Benefits of multiple SCSI controllers for databases [RHEL 7/8]

Latest response

We are going through some design discussions for implementing various databases (Mongo, Cassandra, etc) on RHEL 7/8 on ESX 7. One of the design decisions is how many SCSI controllers to use. There is perceived benefit for multiple SCSI controllers but no one is able to articulate how or why this might be true. I have done some research on this found hints that in the case of Windows each virtual SCSI controller would have its own I/O queue.

(1) What, if any, are the benefits of multiple SCSI controllers for databases and why (beyond a simple it's faster)?

(2) How much of this is dependent on the operating system or operating system version?

(3) How much of this dependent on the choice of SCSI controller + driver? If the hints of multiple I/O queues are true then my guess is that this is a function of the driver.

Thanks in advance for any insight or guidance.

Responses

Good question, this piqued my interest too.

Most sources I could find talked about the difference between the emulated SCSI controllers and the paravirt controller, with the paravirt being 10% to 30% more efficient depending on workload. That's the expected result.

This blog talks about the multiple queues being beneficial, but like you said, doesn't quantify further:

A reasonably good answer can be found in this VMware blog and the whitepaper it links to:

We can infer that having multiple IO queues in the VM is probably only beneficial if the hypervisor can also spread those queues across physical HBAs. If you're shoving 4 virtual HBAs of IO into one physical HBA, you're probably not going to see a benefit as the physical machine becomes a bottleneck.

I imagine you'd probably need sufficient VCPUs and physical CPUs to be able to run each queue concurrently too. To give a silly example, there's probably not much advantage to stuffing 4 SCSI controllers into a 2-core VM.

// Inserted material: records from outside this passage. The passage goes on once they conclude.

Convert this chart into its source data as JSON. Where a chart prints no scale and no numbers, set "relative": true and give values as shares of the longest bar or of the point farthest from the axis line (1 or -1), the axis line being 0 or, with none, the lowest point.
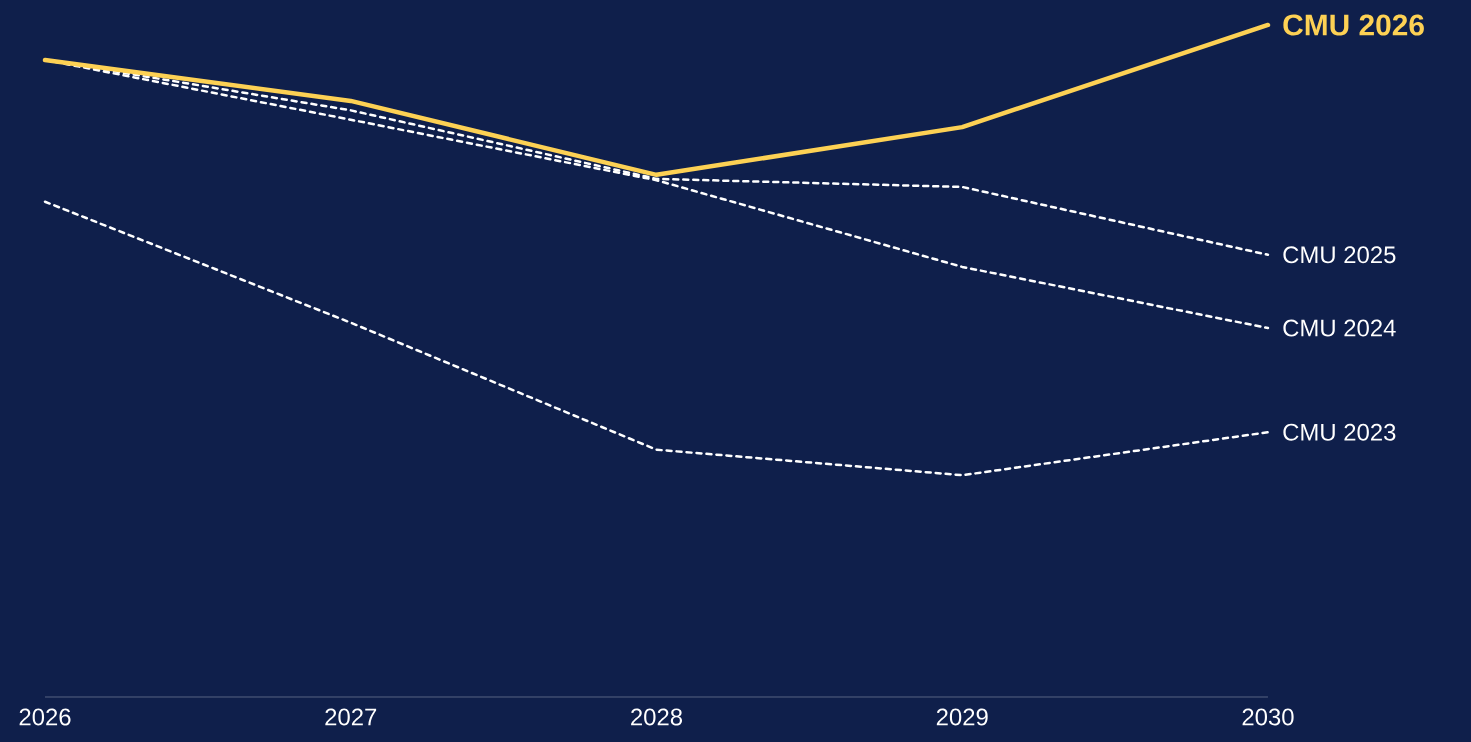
{
  "chart_data": {
    "type": "line",
    "relative": true,
    "x": [
      2026,
      2027,
      2028,
      2029,
      2030
    ],
    "xlim": [
      2026,
      2030
    ],
    "xticks": [
      2026,
      2027,
      2028,
      2029,
      2030
    ],
    "series": [
      {
        "name": "CMU 2023",
        "color": "#ffffff",
        "line_style": "dashed",
        "values": [
          0.737,
          0.557,
          0.368,
          0.33,
          0.394
        ]
      },
      {
        "name": "CMU 2024",
        "color": "#ffffff",
        "line_style": "dashed",
        "values": [
          0.948,
          0.859,
          0.769,
          0.64,
          0.549
        ]
      },
      {
        "name": "CMU 2025",
        "color": "#ffffff",
        "line_style": "dashed",
        "values": [
          0.948,
          0.873,
          0.771,
          0.759,
          0.658
        ]
      },
      {
        "name": "CMU 2026",
        "color": "#fdd154",
        "line_style": "solid",
        "values": [
          0.948,
          0.887,
          0.777,
          0.848,
          1.0
        ]
      }
    ]
  }
}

The white paper provides the testing method of interest in the "Performance of a Single VM" section. They run up 10x 6.4 GiB disks per controller and use Iometer to run up a database-like workload (2 workers per controller, 8KiB IO size, 100% random read and write, 16 outstanding IOs) and find that IOPS scale fairly linearly per controller added, with not much increase in latency.

You can use that whitepaper to inform your testing method too.

Identify your workload pattern. Either run a repeatable production workload, a prod-like test program, or configure an IO test program like Iometer or fio to mimic your workload.

Personally I like a mixture of these test methods. A repeatable prod workload is great because you can pick a very simple metric like "total runtime", but also the prod program might not provide useful stats like IOPS and latency. Artificial test programs can provide more detailed reporting but it can also be challenging to make the program behave accurately like the actual workload.

Consider your amount of load now, plus how the workload is expected to grow over the lifetime of the system.

From there, try the same test with 1/2/3/4 SCSI controllers in the VMware VM and see what sort of results you get.

Maybe you'll also see a linear scaling of performance with controllers, maybe your workload is not sufficiently heavy to benefit from multiple controllers, maybe you'll only benefit from 2 controllers but not 4.